WHAT’S BEST FOR TRAIL TIME?

Boots have long been considered a hiker’s most essential tool—necessary for support, stability, and protection on rocky, uneven trails. But as the ultralight trend grows, even backpackers seem to be on a gear diet. Packs, tents, and sleeping bags are measured in ounces rather than pounds—and the trend has trickled down to hikers’ feet.

Thru-hiker Kurt Peterson had an epiphany halfway through his 2,175-mile trek up the Appalachian Trail.
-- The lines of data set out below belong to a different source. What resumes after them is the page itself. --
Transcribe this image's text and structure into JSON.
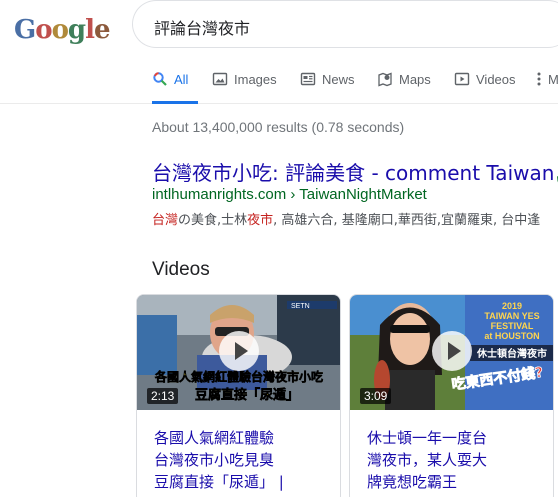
{
  "logo": {
    "letters": [
      "G",
      "o",
      "o",
      "g",
      "l",
      "e"
    ]
  },
  "search": {
    "query": "評論台灣夜市"
  },
  "tabs": [
    {
      "label": "All",
      "icon": "search-icon",
      "active": true
    },
    {
      "label": "Images",
      "icon": "image-icon",
      "active": false
    },
    {
      "label": "News",
      "icon": "news-icon",
      "active": false
    },
    {
      "label": "Maps",
      "icon": "map-pin-icon",
      "active": false
    },
    {
      "label": "Videos",
      "icon": "play-icon",
      "active": false
    },
    {
      "label": "M",
      "icon": "more-vertical-icon",
      "active": false
    }
  ],
  "stats": "About 13,400,000 results (0.78 seconds)",
  "result": {
    "title": "台灣夜市小吃: 評論美食 - comment Taiwan",
    "url": "intlhumanrights.com › TaiwanNightMarket",
    "snippet_hl1": "台灣",
    "snippet_part1": "の美食,士林",
    "snippet_hl2": "夜市",
    "snippet_part2": ", 高雄六合, 基隆廟口,華西街,宜蘭羅東, 台中逢"
  },
  "videos": {
    "heading": "Videos",
    "items": [
      {
        "title_lines": [
          "各國人氣網紅體驗",
          "台灣夜市小吃見臭",
          "豆腐直接「尿遁」 |"
        ],
        "duration": "2:13",
        "caption_top": "各國人氣網紅體驗台灣夜市小吃",
        "caption_bottom": "豆腐直接「尿遁」",
        "channel_tag": "SETN"
      },
      {
        "title_lines": [
          "休士頓一年一度台",
          "灣夜市，某人耍大",
          "牌竟想吃霸王"
        ],
        "duration": "3:09",
        "overlay_title_lines": [
          "2019",
          "TAIWAN YES",
          "FESTIVAL",
          "at HOUSTON"
        ],
        "overlay_banner": "休士頓台灣夜市",
        "overlay_red": "吃東西不付錢?"
      }
    ]
  },
  "colors": {
    "link": "#1a0dab",
    "url_green": "#006621",
    "accent_blue": "#1a73e8",
    "highlight_red": "#c5221f"
  }
}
Peterson hiked from Georgia to Virginia in heavy-duty waffle stompers, but in Waynesboro he bought a pair of low-cut Merrell Chameleons.

“They were infinitely kinder to my feet—less weight, more breathable yet still supportive,” says Peterson. “If you’re following blazes on well-trod trails like the A.T. with 40 pounds or less on your back, a good pair of trail shoes is all you need. Even hiking in deep snow, I still opt for Gore-Tex shoes with gaiters over boots.”

Ken Bennett agrees. The 48-year-old from Winston-Salem, N.C., who calls himself a four-season Southern Appalachian hiker, has been hitting the trail in lightweight mesh trail runners for the past decade. He made the switch after his burly boots frequently caused blisters.

“In the last few years I’ve seen a growing number of hikers wearing trail runners instead of boots,” says Bennett. “At the end of day hikes, my feet, knees, and quads are happier, and my ankles are fine.”

But plenty of boots are still readily available on outfitter shelves, and ankle protection just happens to be what keeps Mac McPherson loyal to his high-cut full-leather Lowas. The 57-year-old from Dale City, Va., hikes four days and up to 50 miles a week and leads trips for the Northern Virginia Hiking Club. While he tried more nimble trail shoes, he went back to his boots because they mitigated regular ankle twists. He wears them on short hikes among the piedmont woods of Prince William Forest Park, as well as longer, tougher stints in Shenandoah National Park. “I tie them up nice and tight, which has relieved my ankle problems,” says McPherson.

Pedorthist Steve Eschenberg of Diamond Brand Outfitters in Asheville, N.C., says there’s no need to polarize the options. There’s a dizzying array of hiking footwear on the market, and thanks to materials and technology, it’s not impossible to customize your experience. “With all the variety that’s available, especially with mid-range footwear, you can really dial in exactly what you need.”